Norwegian Broadcasting (NRK) reported that Maria Amelie was taken into custody by eight police officers around 11pm Wednesday night, after she had given a speech at, ironically enough, the Nansen School in Lillehammer, named after one of Norway’s most famous humanitarians and asylum advocates Fridtjof Nansen.
Amelie, age 25, published a book last year entitled Ulovlig norsk (Illegally Norwegian), about what her life has been like as an undocumented resident of Norway. She had quickly learned Norwegian after arriving in the country in 2003 and despite her lack of papers, had completed high school and college with high marks and studied at university in Trondheim, obtaining a master’s degree in science and technology, according to her publisher Pax Forlag. The weekly magagzine Ny Tid (New Times) had honoured her with its Årets nordmann (“Norwegian of the Year”) award in December.
Norwegian authorities, however, now want to send her back to where she came from, believed to be North Ossetia in the former Soviet Union, which her family fled 13 years ago. A police spokesman told NRK that Amelie was arrested because she has resided in Norway illegally for many years, and a new evaluation of her case by the state panel deciding whether to grant asylum, Utlendingsnemnda, determined that she must leave Norway.
(See a video of her arrest on NRK here – external link, in Norwegian.)
NRK reported that she was taken to the Trandum asylum center in Ullensaker and would be formally charged Thursday afternoon.

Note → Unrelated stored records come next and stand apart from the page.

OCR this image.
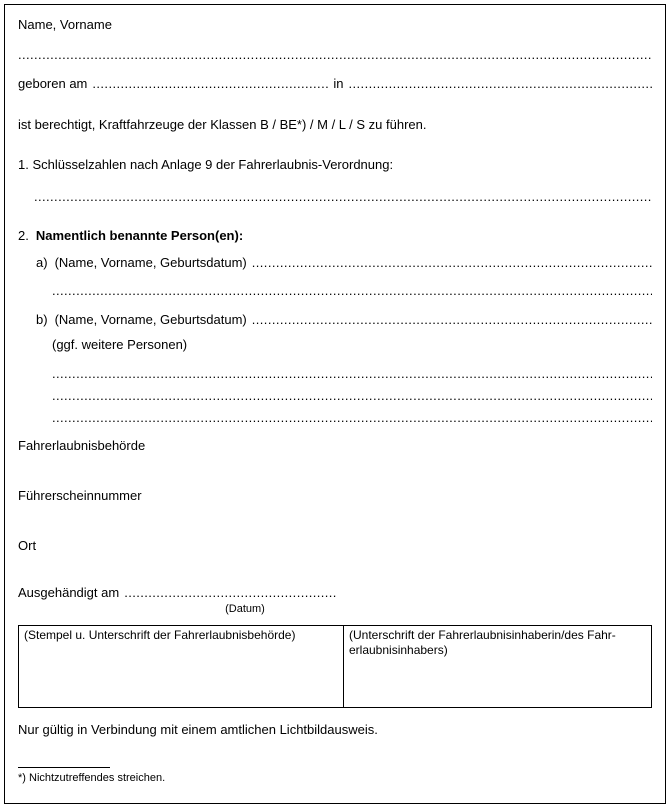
Name, Vorname
.....
geboren am .....	in
.....
ist berechtigt, Kraftfahrzeuge der Klassen B / BE*) / M / L / S zu führen.
1. Schlüsselzahlen nach Anlage 9 der Fahrerlaubnis-Verordnung:
.....
2. Namentlich benannte Person(en):
a) (Name, Vorname, Geburtsdatum)
.....
.....
b) (Name, Vorname, Geburtsdatum)
.....
(ggf. weitere Personen)
.....
.....
.....
Fahrerlaubnisbehörde
Führerscheinnummer
Ort
Ausgehändigt am
.....
(Datum)
(Stempel u. Unterschrift der Fahrerlaubnisbehörde)	(Unterschrift der Fahrerlaubnisinhaberin/des Fahr-erlaubnisinhabers)
Nur gültig in Verbindung mit einem amtlichen Lichtbildausweis.
*) Nichtzutreffendes streichen.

Her case is politically awkward for both the government and opposition parties in Parliament. Government coalition party SV, which favours liberal asylum laws, finds itself all but forced to defend her pending deportation because her appeals had been denied. For the conservative Progress Party, which long has urged restrictive asylum and immigration policies, Amelie has been a classic example of an immigrant who rapidly integrated into Norwegian society and is eager to make a contribution. She has won broad support among the public, following the release of her book, with one well-known hotel owner in western Norway writing in a letter to the editor of newspaper Aftenposten this week that she wished she could adopt Amelie, so that she’d be allowed to stay in the country.
Amelie’s parents also reportedly remain in Norway as illegal aliens, and face the threat of arrest and deportation as well. Circumstances of their flight from the Caucasus remain unclear, and the family was first rejected for asylum in Finland before heading for Norway. Authorities in both countries found no justification for their asylum claim, and felt they were in no danger back home. Amelie has never been willing to disclose exactly where home was, or from who or what they were fleeing. At this point, though, returning to the Caucasus will be like going to a foreign country, since Amelie was underage when they left and has never lived there as an adult.
Amelie herself had written in a commentary in Aftenposten earlier this month that she felt both relief and fear after openly telling her story last fall. She wrote that she felt like she “wasn’t a person,” rather “an illegal,” and “I risk getting the police at my door, with their latest rejection of me in hand and a half-hour to pack up my things before I get put on a plane,” she wrote.
Instead the police seized her outside the Nansen School, on a cold winter night in the city that once hosted the world at the 1994 Olympics. NRK reported that a protest over her detention was planned for 5pm outside Norway’s Justice Ministry.